Today, while reading an email forwarded to me by our Regulatory Department, I stumbled upon what I felt was interesting reading, an article called: “CFPB releases mortgage origination examination procedures” found in the Second Quarter 2012 issue of "Consumer Compliance Outlook",
and in that article, I found a section that I felt by sharing with anyone interested, would help to explain the difference between retail, wholesale and correspondent lending channels.
Mortgage lending generally occurs through retail, wholesale, or correspondent lending channels. Sometimes there are no clear lines of demarcation among the channels, as a participant may operate in more than one of them. Each channel is described in more detail below.
In the retail channel, the lender conducts the origination process directly with the consumer, either in person or through an online application. An employee of the lender, generally called a loan officer, solicits the loan, takes the application, and tracks the application through to the closing process.
In the wholesale channel, a mortgage broker solicits the loan and takes the application from the consumer. Mortgage brokers are independent contractors and are not employees of the lender. The broker establishes relationships with multiple mortgage lenders and offers different mortgage loan products from these lenders. Mortgage brokers generally do not make underwriting decisions and do not actually fund the loans. In this channel, it is the mortgage lender that makes the underwriting decision, based on information provided by the broker. These mortgage lenders, called wholesale lenders, often are divisions of larger depository institutions.
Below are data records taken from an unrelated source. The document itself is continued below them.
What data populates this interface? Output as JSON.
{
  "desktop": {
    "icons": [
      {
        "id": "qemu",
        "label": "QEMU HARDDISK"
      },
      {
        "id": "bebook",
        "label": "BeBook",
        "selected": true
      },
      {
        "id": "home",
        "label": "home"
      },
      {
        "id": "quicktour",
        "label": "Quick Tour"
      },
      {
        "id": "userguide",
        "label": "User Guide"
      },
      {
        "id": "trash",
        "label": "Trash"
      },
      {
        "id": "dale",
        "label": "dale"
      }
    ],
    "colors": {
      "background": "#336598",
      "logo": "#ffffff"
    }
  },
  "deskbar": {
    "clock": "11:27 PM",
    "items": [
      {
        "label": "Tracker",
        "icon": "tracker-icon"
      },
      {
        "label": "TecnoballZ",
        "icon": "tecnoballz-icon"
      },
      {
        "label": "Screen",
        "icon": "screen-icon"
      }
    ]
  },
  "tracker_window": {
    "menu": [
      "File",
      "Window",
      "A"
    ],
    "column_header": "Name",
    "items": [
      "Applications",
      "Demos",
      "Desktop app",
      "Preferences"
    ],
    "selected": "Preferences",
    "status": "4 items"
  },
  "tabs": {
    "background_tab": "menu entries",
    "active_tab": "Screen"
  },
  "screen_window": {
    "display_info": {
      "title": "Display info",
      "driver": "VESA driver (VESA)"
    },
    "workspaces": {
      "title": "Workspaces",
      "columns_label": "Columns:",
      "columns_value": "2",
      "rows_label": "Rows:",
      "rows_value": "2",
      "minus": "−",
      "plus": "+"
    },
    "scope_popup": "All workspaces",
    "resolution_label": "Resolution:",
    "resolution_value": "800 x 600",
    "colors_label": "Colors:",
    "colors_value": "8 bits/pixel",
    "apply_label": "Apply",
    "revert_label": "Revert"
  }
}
Generally, a wholesale lender requires a broker to enter into a wholesale lending agreement before the broker may originate loans on the lender’s behalf.
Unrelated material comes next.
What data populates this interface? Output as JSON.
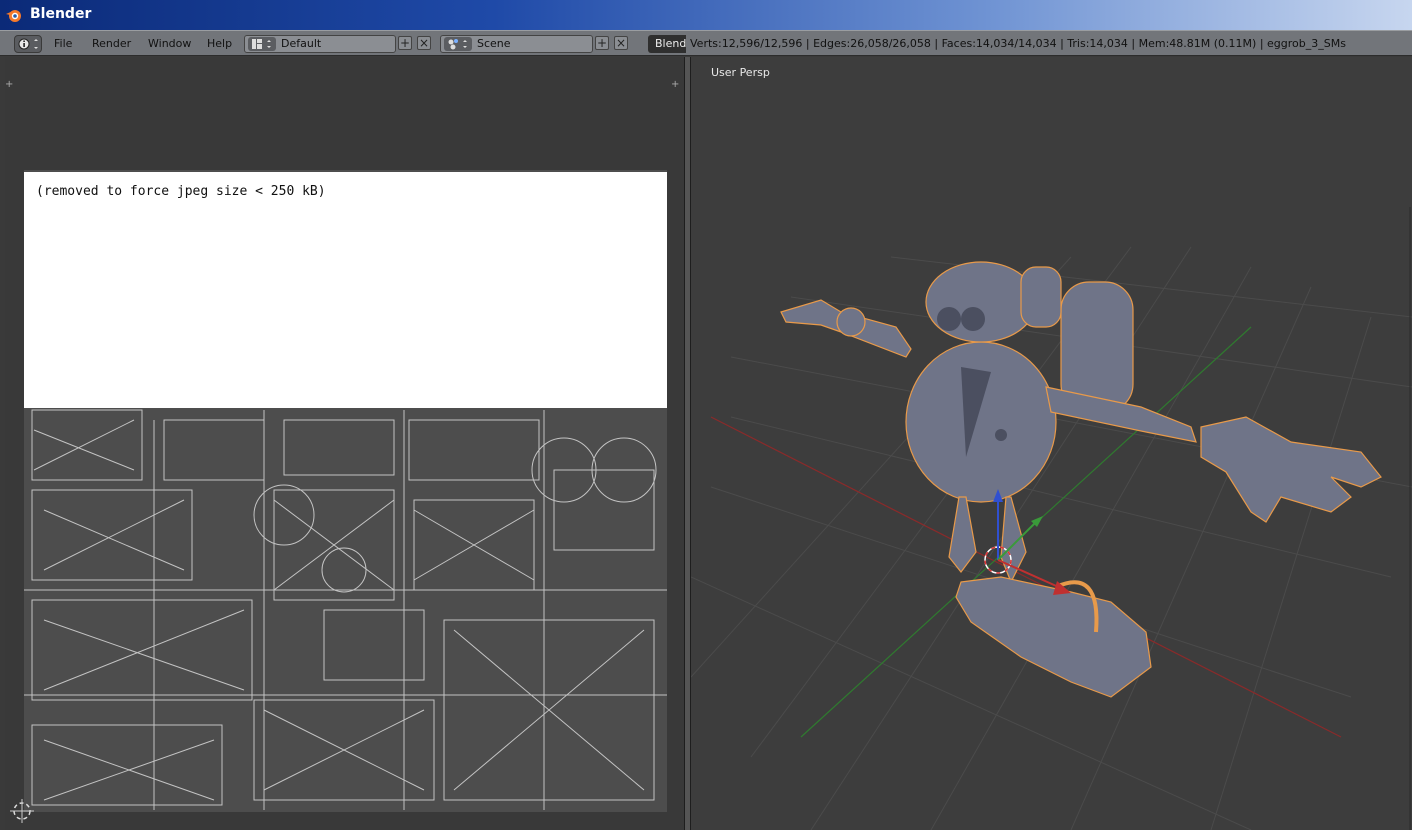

In a variant of standard wholesale mortgage originations, some brokers “table fund” loans. In a table-funded transaction, the mortgage broker closes the loan as the lender of record and then assigns the loan to a purchaser at or immediately after the closing. The loan purchaser provides the funding for the loan, but the documents name the mortgage broker as the creditor.
Correspondent lending, a hybrid of retail channel and wholesale channel lending, often features smaller institutions, acting as correspondent lenders. Correspondent lenders are the primary interface with consumers, conducting all steps in the mortgage origination process and funding their own loans. They generally originate and deliver loans pursuant to underwriting standards set by other lenders or investors, usually larger depository lenders, upon advance commitment on price. In addition to soliciting consumers directly, correspondent lenders may receive applications and mortgage documents from mortgage brokers and subsequently speak directly with the consumer. Generally, a wholesale lender requires a correspondent to enter into a written correspondent lending agreement before the correspondent may originate loans for sale to the wholesale lender.
Hopefully this information helped to clarify any questions you have had and couldn't find anyone who could simply explain the differences, and can help you in making a wise decision when looking for the company you will choose to start or resume your mortgage lending career with.